The Matrix was een baanbrekende actiefilm uit de jaren negentig, waarin onze alledaagse wereld een simulatie bleek te zijn, gemaakt door een artificiële intelligentie (AI) die menselijke lichamen als batterij gebruikte. De hoofdpersoon Neo, gespeeld door Keanu Reeves, wist te ontsnappen aan de greep van de AI. Hij ‘ontwaakte’ en zag de waarheid achter de simulatie. Zijn levensdoel werd om de AI te bestrijden en de mensheid te redden. De film stond bol van religieuze beelden en thema’s. Zion was de stad waar de bevrijde mensen leefden. Er was een Architect, een soort God-figuur (een oude man met baard). Neo zelf was een soort messias-figuur met een vriendin met de naam Trinity.

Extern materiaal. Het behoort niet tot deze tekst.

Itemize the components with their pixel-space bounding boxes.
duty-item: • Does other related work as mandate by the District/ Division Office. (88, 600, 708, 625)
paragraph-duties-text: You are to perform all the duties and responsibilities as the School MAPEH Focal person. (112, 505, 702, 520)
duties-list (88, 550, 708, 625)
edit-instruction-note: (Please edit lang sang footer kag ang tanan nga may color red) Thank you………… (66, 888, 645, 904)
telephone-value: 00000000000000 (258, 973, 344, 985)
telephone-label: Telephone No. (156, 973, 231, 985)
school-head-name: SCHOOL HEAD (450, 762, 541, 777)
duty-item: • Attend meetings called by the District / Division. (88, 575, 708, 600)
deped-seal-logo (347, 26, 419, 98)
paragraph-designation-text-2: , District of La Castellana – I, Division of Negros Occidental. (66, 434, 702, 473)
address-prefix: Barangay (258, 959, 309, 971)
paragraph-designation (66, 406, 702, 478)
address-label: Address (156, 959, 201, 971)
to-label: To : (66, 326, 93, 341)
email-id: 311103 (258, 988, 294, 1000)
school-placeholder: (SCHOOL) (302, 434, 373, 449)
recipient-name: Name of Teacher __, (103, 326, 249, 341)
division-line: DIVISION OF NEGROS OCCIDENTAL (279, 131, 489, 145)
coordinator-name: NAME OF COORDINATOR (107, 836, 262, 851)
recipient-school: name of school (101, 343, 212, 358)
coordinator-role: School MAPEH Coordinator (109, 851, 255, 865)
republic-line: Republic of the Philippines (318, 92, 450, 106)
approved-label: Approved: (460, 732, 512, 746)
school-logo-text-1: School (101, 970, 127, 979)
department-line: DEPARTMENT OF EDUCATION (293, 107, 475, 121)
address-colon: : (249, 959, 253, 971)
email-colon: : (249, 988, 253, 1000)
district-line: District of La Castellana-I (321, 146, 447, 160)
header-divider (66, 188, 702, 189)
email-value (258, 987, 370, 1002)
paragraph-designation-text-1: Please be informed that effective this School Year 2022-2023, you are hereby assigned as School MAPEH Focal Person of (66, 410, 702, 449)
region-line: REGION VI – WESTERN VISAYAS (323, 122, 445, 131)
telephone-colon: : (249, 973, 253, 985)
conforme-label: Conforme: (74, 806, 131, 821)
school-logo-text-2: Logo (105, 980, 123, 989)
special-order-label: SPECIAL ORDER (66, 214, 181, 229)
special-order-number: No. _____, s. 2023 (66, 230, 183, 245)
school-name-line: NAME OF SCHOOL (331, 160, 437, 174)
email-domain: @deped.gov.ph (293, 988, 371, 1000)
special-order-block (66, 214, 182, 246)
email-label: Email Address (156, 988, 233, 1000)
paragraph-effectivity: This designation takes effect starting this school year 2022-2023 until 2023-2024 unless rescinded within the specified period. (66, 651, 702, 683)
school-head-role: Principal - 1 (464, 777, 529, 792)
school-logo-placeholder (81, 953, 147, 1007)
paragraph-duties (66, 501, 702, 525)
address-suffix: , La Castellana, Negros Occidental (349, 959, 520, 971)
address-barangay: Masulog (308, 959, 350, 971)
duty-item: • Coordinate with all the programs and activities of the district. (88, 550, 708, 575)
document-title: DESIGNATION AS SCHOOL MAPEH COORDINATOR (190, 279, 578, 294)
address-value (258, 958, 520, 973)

The Matrix borduurt voort op een oud filosofisch probleem: de vraag hoe we weten wat werkelijk is. De Griekse filosoof Plato kwam al met zijn allegorie van de grot, waarin hij het verhaal vertelt over een aantal mensen die vanaf hun geboorte vastgebonden in een grot zitten. Het enige wat ze kennen zijn silhouetten op de muur van de grot, schaduwen van mensen die voor een vuur langs lopen dat schaduwen op de muur werpt. Totdat één van hen weet te ontsnappen, de grot ontvlucht en het zonlicht voor het eerst ziet en op zijn huid voelt branden. Als hij terugkomt en vertelt van de werkelijke wereld daarbuiten, wordt hij natuurlijk niet geloofd.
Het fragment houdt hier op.